Receive UDP datagrams from a multicast group:
-IP=<IP> -group=<gIP> -port=<port> [-reuse] [-rcvbuf=<bytes>]
(<IP> is the local IP inferface of this receiver.
<gIP> is the IP multicast address between
224.0.0.0 and 239.255.255.255; some of these
adresses are reserved.
-reuse is optional, and allows port number to be
reused without waiting in case of a failure.
-rcvbuf=<bytes> can be used to increase the kernel's
receiver buffer size to help avoid dropping incoming
packets.)
Restrictions:
- Must be endpoint B.
- Data can be dropped, and order of data is not guaranteed.
- Multiple buffers can be used, but this is not a coordination with the multicast sender.
- If takyonRecv() gets the offset, the offset will always be set to zero.
The Takyon API was formulated by Michael Both after about 20 years of challenging experiences with communication APIs for heterogeneous compute architectures in the embedded HPC industry.

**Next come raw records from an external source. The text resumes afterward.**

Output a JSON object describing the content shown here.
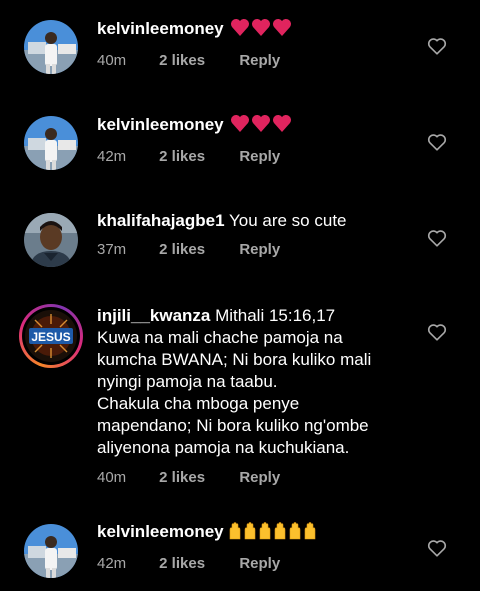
{
  "comments": [
    {
      "username": "kelvinleemoney",
      "text": "",
      "emoji": "heart-red",
      "emoji_count": 3,
      "time": "40m",
      "likes": "2 likes",
      "reply_label": "Reply",
      "avatar": "kelvin"
    },
    {
      "username": "kelvinleemoney",
      "text": "",
      "emoji": "heart-red",
      "emoji_count": 3,
      "time": "42m",
      "likes": "2 likes",
      "reply_label": "Reply",
      "avatar": "kelvin"
    },
    {
      "username": "khalifahajagbe1",
      "text": " You are so cute",
      "time": "37m",
      "likes": "2 likes",
      "reply_label": "Reply",
      "avatar": "khalifa"
    },
    {
      "username": "injili__kwanza",
      "text": " Mithali 15:16,17",
      "lines": [
        " Kuwa na mali chache pamoja na",
        "kumcha BWANA; Ni bora kuliko mali",
        "nyingi pamoja na taabu.",
        " Chakula cha mboga penye",
        "mapendano; Ni bora kuliko ng'ombe",
        "aliyenona pamoja na kuchukiana."
      ],
      "time": "40m",
      "likes": "2 likes",
      "reply_label": "Reply",
      "avatar": "jesus",
      "avatar_text": "JESUS"
    },
    {
      "username": "kelvinleemoney",
      "text": "",
      "emoji": "raised-hands",
      "emoji_count": 6,
      "time": "42m",
      "likes": "2 likes",
      "reply_label": "Reply",
      "avatar": "kelvin"
    }
  ],
  "colors": {
    "background": "#000000",
    "text": "#ffffff",
    "secondary": "#a8a8a8",
    "heart_emoji": "#e0245e",
    "hands_emoji": "#fbc02d"
  },
  "icons": {
    "like": "heart-outline-icon",
    "heart_emoji": "red-heart-emoji-icon",
    "hands_emoji": "raised-hands-emoji-icon"
  }
}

He implemented applications using many standard communication APIs (Socket, MPI, Verbs, Network Direct, named memory map, message queue, semaphore, mutex, cond var, memcpy, corba), many company proprietary APIs (Abaco, Mercury, Ixthos, Texas Instruments, Sparc, Sky Computers, Radstone Technologies, Google, Apple), and on many different architectures (Sparc, PPC, Sharc, TI, Intel, Arm, iOS, Android). In addition to using all these communication APIs, he also implemented one high level open standard (Abaco's MPI 1.x) and two high level proprietary APIs (Lockheed Martin's GEDAE and Abaco's AXIS Flow). This vast experience gave a great insight into the strengths and weaknesses of each communication API. One API did not fit all the needs of the common embedded HPC application, and it became clear that a better standard was needed for this audience. Michael first approached Khronos in 2017 to see if Takyon should become an open standard. In 2018, Khronos decided to create an exploratory group to determine industry interest. In 2019, Khronos approved the formation of a working group to define the specification.